Finding A Cure In Dna?
The British company PPL Therapeutics PLC, which holds the rights to the controversial sheep-cloning technology, saw its stock jump with the arrival of Dolly on the world stage. But it is far from clear whether PPL will profit from its technology. Researchers say it is too early to know exactly what the commercial applications will be.
Some of the young companies embracing and driving the biotech revolution may, however, ultimately produce huge rewards for their backers. These are the companies working in the field of genomics, delving into the mystery of the human genome and trying to pull out clues to what causes human disease. They have become darlings of Wall Street and of large pharmaceutical companies hungry for new drugs. Cynthia Robbins-Roth, a biotech industry consultant, estimates that the six largest genomics companies have deals worth up to $1 billion with their bigger pharmaceutical brethren. Many are locked in fierce competition to find genes involved in diabetes, cancer, Alzheimer's disease, schizophrenia, and other disorders.
"CHALLENGE." The key hurdle for these companies is to go beyond genome sequencing to so-called functional genomics--using a variety of laboratory techniques to identify how particular genes work--and how they go wrong. "If you're not doing this, then you're not going to be competitive," says Wole M. Fayemi, an analyst at Genesis Merchant Group Securities in San Francisco.
The race to find function is not an easy one. "It's a tremendous challenge," says David Galas, chief scientist at Darwin Molecular Corp. in Bothell, Wash.
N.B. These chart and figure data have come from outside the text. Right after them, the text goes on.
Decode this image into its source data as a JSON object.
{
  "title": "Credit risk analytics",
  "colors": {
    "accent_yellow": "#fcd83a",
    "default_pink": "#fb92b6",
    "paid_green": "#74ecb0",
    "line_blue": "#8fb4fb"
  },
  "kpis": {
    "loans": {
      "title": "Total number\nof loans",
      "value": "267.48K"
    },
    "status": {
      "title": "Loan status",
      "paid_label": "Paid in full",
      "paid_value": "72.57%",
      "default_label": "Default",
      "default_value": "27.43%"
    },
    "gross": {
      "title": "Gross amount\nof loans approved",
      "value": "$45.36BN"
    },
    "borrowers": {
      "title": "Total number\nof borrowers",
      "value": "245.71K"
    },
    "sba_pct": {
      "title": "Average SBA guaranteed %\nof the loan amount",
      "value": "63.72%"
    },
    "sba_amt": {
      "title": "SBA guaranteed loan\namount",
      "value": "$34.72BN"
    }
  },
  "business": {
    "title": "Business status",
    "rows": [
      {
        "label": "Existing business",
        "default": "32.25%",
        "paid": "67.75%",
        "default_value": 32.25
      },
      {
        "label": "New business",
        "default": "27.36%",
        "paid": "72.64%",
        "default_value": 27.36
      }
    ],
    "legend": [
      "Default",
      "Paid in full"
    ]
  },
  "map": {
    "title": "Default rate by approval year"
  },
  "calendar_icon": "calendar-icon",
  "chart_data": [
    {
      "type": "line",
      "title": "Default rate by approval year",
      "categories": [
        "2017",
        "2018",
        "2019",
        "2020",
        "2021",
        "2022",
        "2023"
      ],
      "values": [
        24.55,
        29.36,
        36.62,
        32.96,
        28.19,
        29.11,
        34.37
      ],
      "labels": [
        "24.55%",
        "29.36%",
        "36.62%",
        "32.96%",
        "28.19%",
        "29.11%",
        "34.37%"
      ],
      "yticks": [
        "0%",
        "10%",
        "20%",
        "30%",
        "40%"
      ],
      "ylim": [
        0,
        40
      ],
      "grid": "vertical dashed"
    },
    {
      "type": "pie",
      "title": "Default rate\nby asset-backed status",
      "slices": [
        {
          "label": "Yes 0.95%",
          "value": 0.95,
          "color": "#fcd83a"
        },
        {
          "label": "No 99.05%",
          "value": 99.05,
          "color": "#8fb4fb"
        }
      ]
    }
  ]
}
Daniel Cohen, the founder of Genset in Paris, says his company has found 100 mutated genes "and none are good targets for drugs."
In the process of hunting down those targets--places where drugs could be used to correct disorders--researchers are discovering that computer technology is a crucial tool. But some classical biological experiments with the likes of fruit flies, yeast, and other simple organisms are also moving back to the forefront.
To identify which genes are worthy of further study, researchers try to determine which are related to human disease. In the past, this kind of experiment involved meticulously studying one biological pathway at a time. Now, companies such as Affymetrix in Santa Clara, Calif., InCyte in La Jolla, Calif., and others are designing so-called DNA chip arrays that let researchers look at thousands of genes simultaneously and pinpoint which ones are turned on or off in a disease.
The information coming out of these arrays is powerful, but it doesn't get at the biological underpinnings of disease. That's where simple organisms come in.
For example, Exelixis in Cambridge, Mass., is studying fruit flies. Scientists there have inserted nine human disease genes--including one for cancer and another for obesity--into fruit flies and found that seven of them lead to a visible change in the flies' appearance. By identifying other fruit fly genes that also produce this change, researchers can begin reconstructing biological pathways that lead to disease. The hope is to find a key step in a disease pathway that can be interrupted by a drug.
Other companies use baker's yeast to determine gene function. Yeast genes have far more in common with human genes than side-by-side photographs of the two might suggest. With this in mind, Cadus Pharmaceutical Corp. in Tarrytown, N.Y., is using yeast to determine the function of some 400 genes that code for so-called receptors--molecules on the outside of cells where the cells receive messages. Many disorders are related to improper working of these receptors, making them good targets for drug development. On Feb. 27, the public company announced that it is signing a deal worth up to $68 million with SmithKline Beecham for access to its yeast work.
The larger genomics companies are beefing up their functional side--often by striking deals with startups. Last October, Sequana Therapeutics Inc., a genomics firm in La Jolla, Calif. bought NemaPharm, a startup that specializes in nematodes. According to Timothy J. Harris, Sequana's vice-president for research and development, Glaxo was so excited by this purchase that they cut a second deal with Sequana for access to the nematode work. The worms are especially helpful in the study of Alzheimer's disease and other neurological ills. Sequana also has made forays into fruit flies, yeast, and other organisms.
Dr. Robert Tepper, vice-president of biology at Millenium Pharmaceuticals, has experiments running in flies, yeast, and mice. But he's excited about Millenium's work involving human disease via population studies and the growing integration of mammalian cells with microchips. "Given a choice, I'd rather rely on these," he says. He shares the worry with Genset's Cohen that there's no guarantee treatments for a fly will be applicable to a human being.
PROMISES. Although companies may disagree about the best strategy for divining the workings of genes, they agree that the range of new technologies--from the fruit flies to complex arrays of DNA-studded computer chips--are the wave of the future. "A gene sequence doesn't do squat to cure patients," says Remi Barbier, chief financial officer at Exelixis.
Questions remain on whether genomics companies can rise from sellers of research data to providers of product. But by integrating technologies into their programs, they have taken the first step. "The outlook remains extremely promising," for functional genomics companies, says Elizabeth Silverman, a biotech analyst at Punk, Ziegel & Knoell in New York. "It's a technology that's at the bottom of its curve in terms of its contribution to drug discovery and development."